When light slows down, it bends towards/away from the Normal
When light speeds up, it bends towards/away from the Normal
When light slows down, it bends towards the Normal
When light speeds up, it bends away from the Normal
What happens when light travels through a block?
As the light passes from the air into the block (a denser medium), it bends towards the normal.
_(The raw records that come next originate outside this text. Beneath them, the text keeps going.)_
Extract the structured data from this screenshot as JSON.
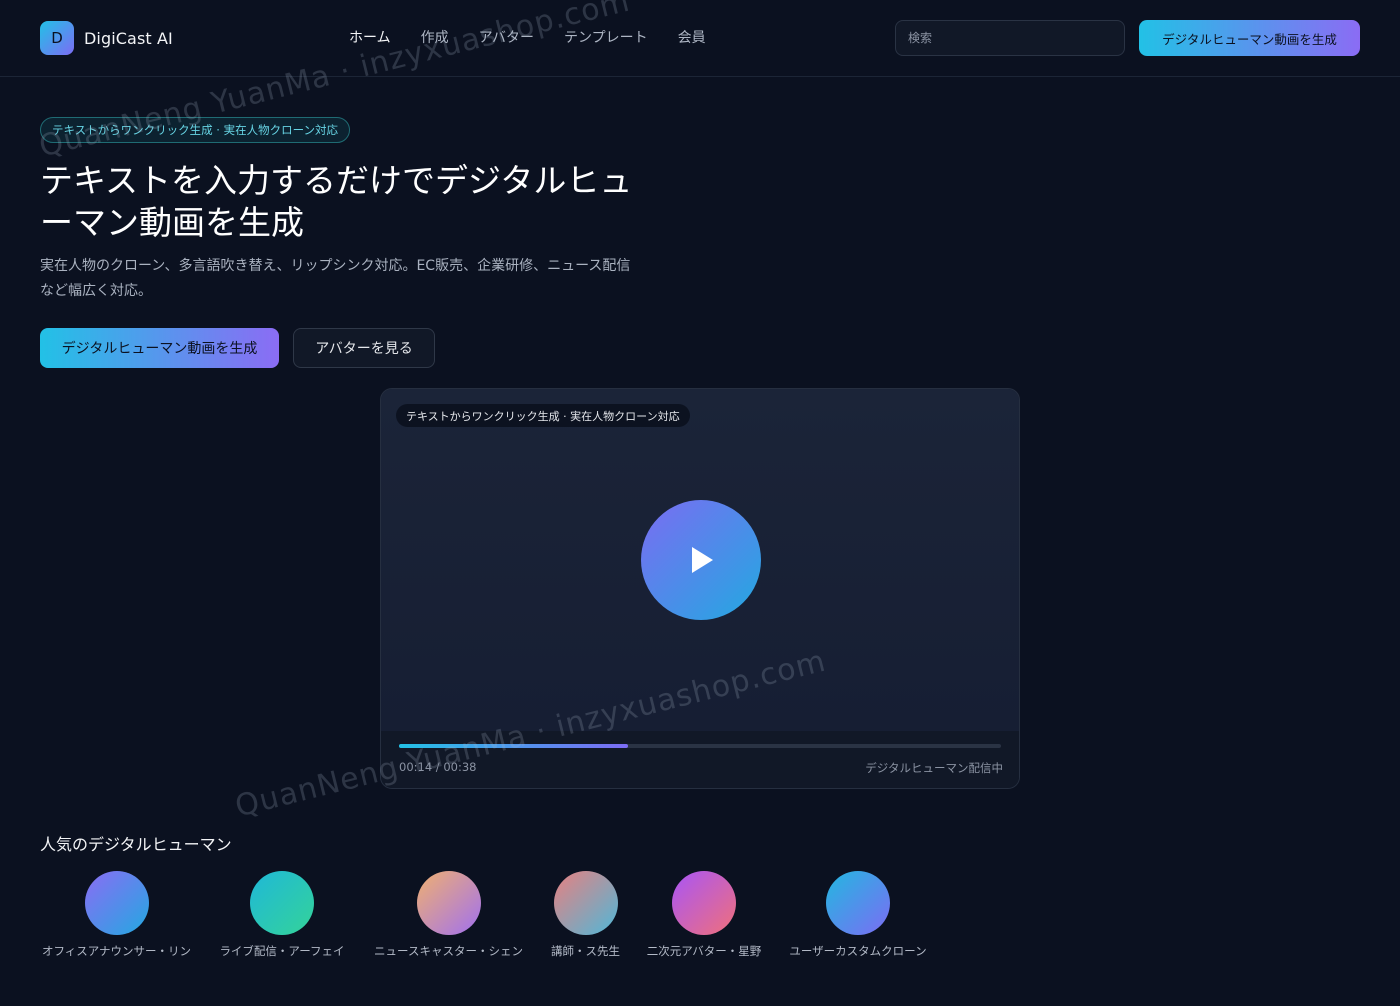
{
  "brand": {
    "logo_letter": "D",
    "name": "DigiCast AI"
  },
  "nav": [
    "ホーム",
    "作成",
    "アバター",
    "テンプレート",
    "会員"
  ],
  "header": {
    "search_placeholder": "検索",
    "cta_label": "デジタルヒューマン動画を生成"
  },
  "hero": {
    "badge": "テキストからワンクリック生成 · 実在人物クローン対応",
    "title": "テキストを入力するだけでデジタルヒューマン動画を生成",
    "description": "実在人物のクローン、多言語吹き替え、リップシンク対応。EC販売、企業研修、ニュース配信など幅広く対応。",
    "primary_button": "デジタルヒューマン動画を生成",
    "secondary_button": "アバターを見る"
  },
  "player": {
    "tag": "テキストからワンクリック生成 · 実在人物クローン対応",
    "progress": 0.38,
    "time": "00:14 / 00:38",
    "status": "デジタルヒューマン配信中"
  },
  "popular": {
    "title": "人気のデジタルヒューマン",
    "avatars": [
      {
        "name": "オフィスアナウンサー・リン",
        "gradient": [
          "#8b6cf4",
          "#22a9e1"
        ]
      },
      {
        "name": "ライブ配信・アーフェイ",
        "gradient": [
          "#1fb8d8",
          "#34d399"
        ]
      },
      {
        "name": "ニュースキャスター・シェン",
        "gradient": [
          "#f0b070",
          "#a070f0"
        ]
      },
      {
        "name": "講師・ス先生",
        "gradient": [
          "#e88080",
          "#4fb8d8"
        ]
      },
      {
        "name": "二次元アバター・星野",
        "gradient": [
          "#a855f7",
          "#f0707a"
        ]
      },
      {
        "name": "ユーザーカスタムクローン",
        "gradient": [
          "#22b8e0",
          "#7c6cf4"
        ]
      }
    ]
  },
  "watermark": "QuanNeng YuanMa · inzyxuashop.com",
  "colors": {
    "background": "#0b1120",
    "accent_start": "#22c1e6",
    "accent_end": "#8b6cf4"
  }
}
This is because it slows down
When the light reaches the boundary on the other side of the block, it’s passing into a less dense medium so it speeds up and bends away from the normal
The light ray that emerges on the other side of the block is now travelling in the same direction it was to begin with - it’s been refracted towards the normal and then back again by the same amount

What is the refractive index and its equation?
the refractive index of a material (n) is the ration of the speed of light in free space (air) to the speed ofl ight in the material:
n = speed of light in a vaccum (c) ÷ speed on light in material (v)
n = c ÷ v
Light slows down/speeds up in glass, so the refractive index of glass is high/low
The refractive index of water is a bit higher/lower so the light doesn’t slow down/speed up as much in water as in glass
Light slows down a lot in glass, so the refractive index of glass is high
The refractive index of water is a bit lower so the light doesn’t slow down as much in water as in glass
What is Snell’s Law?
when an incident ray passes into a material: n = sin i ÷ sin r

A beam of light travels from air into water. The angle of incidence is 23o. Refractive index of water = 1.33. Calculate the angle of refraction to the nearest degree
n = sin i ÷ sin r
sin r = sin i ÷ n
sin 23o ÷ 1.33
=0.29…
r = sin-1 (0.29…)
= 17o